Maggot Breeder is one Reuel Ordonez, a Montreal based musician of Filipino origin, apparently active as long ago as 1984. Having performed in various doom, sludge and hardcore bands over the years, Ordonez uses the guitar as the main noise generator in his dark ambient compositions, giving a somewhat more natural and organic edge over synthetic equivalents. This latest album is, as inferred earlier, inspired by the First World War of 1914 to 1918, in particular with reference to the importance of that great catastrophe in shaping the course of the 20th Century and speeding the modernisation of the western world.
Being guitar-based, the works here are fairly minimal in their range of sounds and in their simple structures, but the tones are so full and rich that this is not important, and the intense moods capture the imagination strongly. It is quite impressive how effectively such abstract sounding tracks reflect their titles at times; “The Rest Is Silence” being the emptiest and most desolate piece, while the curiously titled “Ghosts Have Warm Hands” is certainly ghostlike and definitely one of the warmer moments of the album. Also, as the album progresses, guitar sounds are less obvious, with the more open atmospheres of “Ascension” or the sinister metallic scrapings of “The Price Of Glory”.

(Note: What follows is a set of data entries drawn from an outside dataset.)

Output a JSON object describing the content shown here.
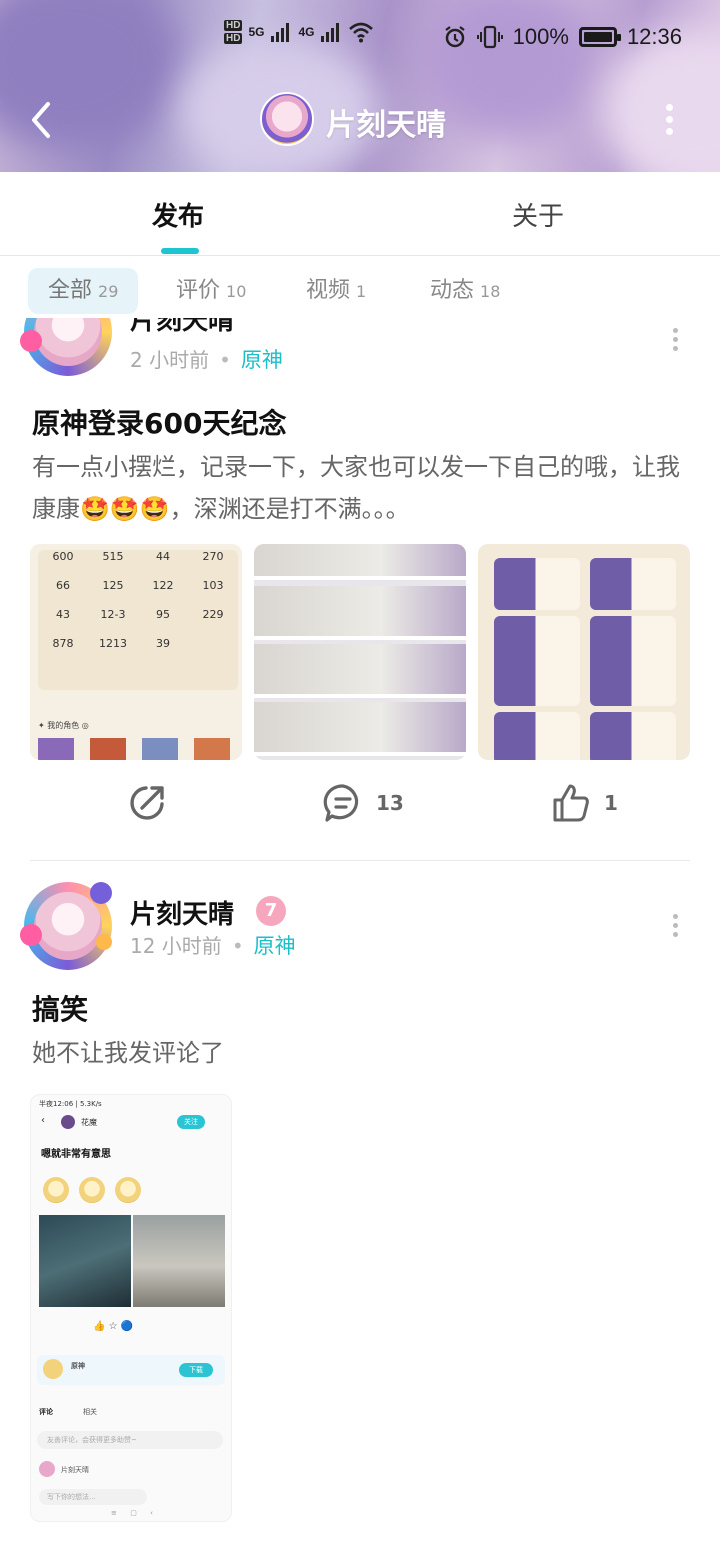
{
  "status_bar": {
    "hd1": "HD",
    "hd2": "HD",
    "net1": "5G",
    "net2": "4G",
    "battery": "100%",
    "time": "12:36"
  },
  "nav": {
    "title": "片刻天晴"
  },
  "main_tabs": [
    {
      "label": "发布",
      "active": true
    },
    {
      "label": "关于",
      "active": false
    }
  ],
  "filters": [
    {
      "label": "全部",
      "count": "29",
      "active": true
    },
    {
      "label": "评价",
      "count": "10",
      "active": false
    },
    {
      "label": "视频",
      "count": "1",
      "active": false
    },
    {
      "label": "动态",
      "count": "18",
      "active": false
    }
  ],
  "posts": [
    {
      "author": "片刻天晴",
      "time": "2 小时前",
      "game": "原神",
      "title": "原神登录600天纪念",
      "body": "有一点小摆烂，记录一下，大家也可以发一下自己的哦，让我康康🤩🤩🤩，深渊还是打不满。。。",
      "stats": [
        "600",
        "515",
        "44",
        "270",
        "66",
        "125",
        "122",
        "103",
        "43",
        "12-3",
        "95",
        "229",
        "878",
        "1213",
        "39"
      ],
      "comments": "13",
      "likes": "1"
    },
    {
      "author": "片刻天晴",
      "badge": "7",
      "time": "12 小时前",
      "game": "原神",
      "title": "搞笑",
      "body": "她不让我发评论了",
      "shot": {
        "status": "半夜12:06 | 5.3K/s",
        "name": "花魔",
        "follow": "关注",
        "title": "嗯就非常有意思",
        "app": "原神",
        "download": "下载",
        "comment_tab": "评论",
        "related_tab": "相关",
        "input": "写下你的想法...",
        "comment_hint": "友善评论，会获得更多助赞~",
        "commenter": "片刻天晴"
      }
    }
  ]
}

“Igorot” is perhaps the most unusual section of the album, with strange voices chanting unintelligibly, uncomfortable rattlings and distant clanking and churnings. Finally, the title track is the shortest piece by far, and features a piercing, almost drill like tone which is rather unsettling, perhaps a representation of the possible feelings of maggots burrowing their way through living flesh. Really, the only criticism which could fairly be aimed at “Myiasis” as a whole is that it is a little repetitive or occasionally uneventful even, but the separate tracks are varied enough to hold interest and are all performed with enough skill and feeling to ensure that this album would certainly be a valuable addition to any dark ambient collection.